Peterson rushed for 2,960 yards and 32 touchdowns as a high school senior in 2003 and then went on to rush for 1,860 yards with 15 touchdowns -- 5.9 yards per carry -- as a true freshman at the University of Oklahoma.
"Not to sound cocky or anything, or confident, but yeah I do feel like I could have came out my senior year of high school and played in the NFL."Adrian Peterson
"And there were guys that went in the league that year, like Cedric Benson, I felt like my freshman year I should have won the Doak Walker Award [for the nation's top college running back], but they gave it to him -- I kind of got off topic there. But anyway ... I feel like I was a better player than him. And so it's like, 'I'm a true freshman, and if Cedric can go in [to the NFL] and play, then why couldn't I do it?'''
The Chicago Bears selected Benson No. 4 overall in the 2005 NFL draft.
Peterson said Monday he had not seen Fournette play a game -- "just the highlights'' -- and would have to see more of the Heisman hopeful before he could say whether Fournette would be ready for the NFL now.
Peterson also said Monday that he had watched, with interest, Maurice Clarett's lawsuit against the NFL in 2003 that challenged the NFL's rule that players must wait at least three years after they finish high school before they can enter the draft. Clarett was 19 at the time of the lawsuit and had finished his freshman year at Ohio State.
Clarett was not successful, and the NFL's rule remains in place, making 20-year-olds the youngest players who have appeared in the league's draft. For the Broncos, both running back Ronnie Hillman and backup quarterback Brock Osweiler were 20 when the team selected them.

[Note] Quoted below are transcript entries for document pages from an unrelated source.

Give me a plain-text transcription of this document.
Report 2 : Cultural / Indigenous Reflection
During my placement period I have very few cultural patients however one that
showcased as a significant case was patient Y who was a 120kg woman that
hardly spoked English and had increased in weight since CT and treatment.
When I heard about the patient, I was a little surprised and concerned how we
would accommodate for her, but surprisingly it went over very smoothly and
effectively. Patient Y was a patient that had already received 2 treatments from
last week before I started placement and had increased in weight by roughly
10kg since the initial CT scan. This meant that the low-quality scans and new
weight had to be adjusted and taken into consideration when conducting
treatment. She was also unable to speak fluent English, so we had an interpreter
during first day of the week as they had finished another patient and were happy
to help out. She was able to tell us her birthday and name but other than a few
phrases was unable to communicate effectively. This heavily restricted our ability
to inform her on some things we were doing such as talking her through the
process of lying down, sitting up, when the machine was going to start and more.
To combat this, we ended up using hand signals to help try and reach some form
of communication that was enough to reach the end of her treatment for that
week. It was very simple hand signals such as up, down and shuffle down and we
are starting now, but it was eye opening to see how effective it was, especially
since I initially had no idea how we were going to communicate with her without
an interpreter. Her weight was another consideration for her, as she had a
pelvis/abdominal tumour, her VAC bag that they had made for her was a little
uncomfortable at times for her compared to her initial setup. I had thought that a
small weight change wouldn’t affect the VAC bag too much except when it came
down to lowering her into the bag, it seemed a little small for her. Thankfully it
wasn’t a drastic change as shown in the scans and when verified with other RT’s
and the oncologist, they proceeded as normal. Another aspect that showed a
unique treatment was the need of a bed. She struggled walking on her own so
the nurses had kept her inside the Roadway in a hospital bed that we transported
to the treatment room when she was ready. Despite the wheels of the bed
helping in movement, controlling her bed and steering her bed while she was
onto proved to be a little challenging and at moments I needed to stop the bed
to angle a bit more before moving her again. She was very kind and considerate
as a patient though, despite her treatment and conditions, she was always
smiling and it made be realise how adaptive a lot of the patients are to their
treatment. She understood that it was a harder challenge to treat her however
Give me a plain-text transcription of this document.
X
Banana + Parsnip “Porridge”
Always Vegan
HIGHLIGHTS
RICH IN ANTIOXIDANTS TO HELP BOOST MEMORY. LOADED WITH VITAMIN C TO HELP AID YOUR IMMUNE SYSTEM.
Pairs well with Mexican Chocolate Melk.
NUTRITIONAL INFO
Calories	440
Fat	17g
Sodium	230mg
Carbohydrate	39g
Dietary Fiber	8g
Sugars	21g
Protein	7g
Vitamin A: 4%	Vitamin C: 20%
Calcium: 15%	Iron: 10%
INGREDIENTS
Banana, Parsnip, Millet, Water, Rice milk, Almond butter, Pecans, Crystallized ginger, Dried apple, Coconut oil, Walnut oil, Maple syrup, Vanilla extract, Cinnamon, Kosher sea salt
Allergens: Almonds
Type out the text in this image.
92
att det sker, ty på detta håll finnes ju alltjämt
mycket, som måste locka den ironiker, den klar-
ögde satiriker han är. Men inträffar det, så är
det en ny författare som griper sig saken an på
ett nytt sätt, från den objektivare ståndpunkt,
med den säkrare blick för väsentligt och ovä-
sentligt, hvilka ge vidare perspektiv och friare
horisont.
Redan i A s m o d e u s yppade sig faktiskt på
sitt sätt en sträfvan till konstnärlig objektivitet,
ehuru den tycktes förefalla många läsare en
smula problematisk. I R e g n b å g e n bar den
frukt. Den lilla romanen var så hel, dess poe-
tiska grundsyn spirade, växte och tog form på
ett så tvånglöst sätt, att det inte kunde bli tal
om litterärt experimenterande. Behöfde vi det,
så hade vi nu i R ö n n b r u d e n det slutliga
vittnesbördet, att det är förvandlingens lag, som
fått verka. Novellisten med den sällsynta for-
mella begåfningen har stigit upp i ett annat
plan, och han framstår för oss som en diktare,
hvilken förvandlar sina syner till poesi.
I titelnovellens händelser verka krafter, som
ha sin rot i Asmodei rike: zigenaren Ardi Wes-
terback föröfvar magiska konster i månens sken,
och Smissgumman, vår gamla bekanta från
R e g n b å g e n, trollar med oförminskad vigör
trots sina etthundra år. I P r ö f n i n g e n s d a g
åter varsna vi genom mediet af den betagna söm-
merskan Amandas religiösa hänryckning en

"But I was so happy with Clarett when that situation went down the way it did ... and [before the court's decision] I was like 'Wow, I might be able to leave high school and really make this happen.' But I don't think there's too many people that could do that, though.''
Louisville defensive tackle Amobi Okoye, a 2007 first-round pick of the Houston Texans, is the youngest known player drafted in the last few decades, turning 20 less than two months after being picked.